Zerwürfnis mit Keller?: DFB-Präsidium tagt ohne Curtius
Es schien zu passen. Vor gut einem Jahr versprach die Wahl von Fritz Keller zum DFB-Präsidenten Ruhe an der Spitze des Deutschen Fußball-Bundes.
Keller, der den beschaulichen Breisgau für den DFB verließ, als Mann vor allem auch fürs Repräsentative. DFB-Generalsekretär Friedrich Curtius, der da schon seit Jahren im Verband tätig war, als Mann fürs Geschäftliche. Zwei unterschiedliche Charaktere zwar, aber, so die Hoffnung, zwei, die sich perfekt ergänzen können. Offenbar eine krasse Fehleinschätzung.
Wie nun auch die "Süddeutsche Zeitung" berichtet, trennen die beiden DFB-Funktionäre tiefe Gräben. Curtius werde an diesem Freitag nicht an der DFB-Präsidiumssitzung teilnehmen. Er folge damit dem "Wunsch eines Präsidiumsmitglieds", zitiert die "SZ" aus einer E-Mail von Curtius an dessen Präsidiumskollegen. Der 44-Jährige war für eine Stellungnahme zunächst nicht zu erreichen. Der DFB teilte auf dpa-Anfrage mit, "die personellen Spekulationen in den Medien" nicht zu kommentieren.
Keller (63) soll der "SZ" zufolge die Auflösung des Vertrages von Curtius wünschen. Die "Bild"-Zeitung hatte zuvor schon berichtet, der DFB-Präsident wolle in der zerfahrenen Lage zur Not die "Vertrauensfrage" stellen. Die "SZ" wählte für ihren Bericht die Überschrift: "Es ist nur Platz für einen".
Curtius übt beim DFB seit 2016 das Amt des Generalsekretärs aus, zuvor war er als Leiter des Büros des damaligen DFB-Präsidenten Wolfgang Niersbach tätig. Laut "SZ" schrieb Curtius seinen Präsidiumskollegen, dass er am Mittwoch gemeinsam mit Keller versucht habe, bestehende Missverständnisse zu bereinigen. Leider habe man in dem Gespräch noch keine belastbare Lösung gefunden. Er habe Keller eine gemeinsame Mediation vorgeschlagen.
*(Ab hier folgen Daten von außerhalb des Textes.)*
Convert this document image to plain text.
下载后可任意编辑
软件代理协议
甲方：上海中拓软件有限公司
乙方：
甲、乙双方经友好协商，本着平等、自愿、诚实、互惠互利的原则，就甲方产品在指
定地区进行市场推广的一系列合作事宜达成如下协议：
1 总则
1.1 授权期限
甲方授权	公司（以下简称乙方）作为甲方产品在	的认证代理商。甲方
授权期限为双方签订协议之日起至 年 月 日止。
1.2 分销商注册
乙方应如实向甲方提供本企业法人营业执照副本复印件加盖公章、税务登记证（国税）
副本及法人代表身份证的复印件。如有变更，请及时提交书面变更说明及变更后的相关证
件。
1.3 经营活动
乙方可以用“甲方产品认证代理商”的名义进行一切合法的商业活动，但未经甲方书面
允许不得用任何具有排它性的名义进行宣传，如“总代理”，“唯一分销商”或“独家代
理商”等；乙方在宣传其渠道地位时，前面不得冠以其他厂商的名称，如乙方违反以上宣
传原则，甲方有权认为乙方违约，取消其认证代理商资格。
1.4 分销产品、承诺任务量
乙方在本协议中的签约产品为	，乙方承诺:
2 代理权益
Eine Entwicklung mit ungewissem Ausgang, der genaue Anfang lässt sich schwer benennen. Da ist die Affäre rings um die WM 2006 und die ominösen 6,7 Millionen Euro, die den Verband weiterhin belastet. Keller hatte offensiv angekündigt, der Verband sei "ganz nah dran" an der Aufklärung. Und da war zuletzt die Steuerrazzia.
Die Staatsanwaltschaft Frankfurt hatte Anfang Oktober Geschäftsräume des DFB sowie Privatwohnungen von mehreren aktuellen und ehemaligen Verbandsfunktionären durchsuchen lassen. Dabei ging es um den Verdacht der Steuerhinterziehung in besonders schweren Fällen. Der DFB hat inzwischen etwa 4,7 Millionen Euro nachgezahlt, dies spielt bei den Ermittlungen aber keine Rolle. Weitere negative Schlagzeilen dürften deshalb folgen.
Keller hatte sich zuletzt "weiterhin von der Unschuld der Verantwortlichen des DFB überzeugt" gezeigt. Curtius soll sich in seiner Mail an das Präsidium überzeugt zeigen, dass die Ermittlungen eingestellt werden. Sollte er wegen einer Verfehlung während seiner Tätigkeit beim DFB verurteilt werden, werde er sämtliche Ämter sofort zur Verfügung stellen, schrieb er demnach.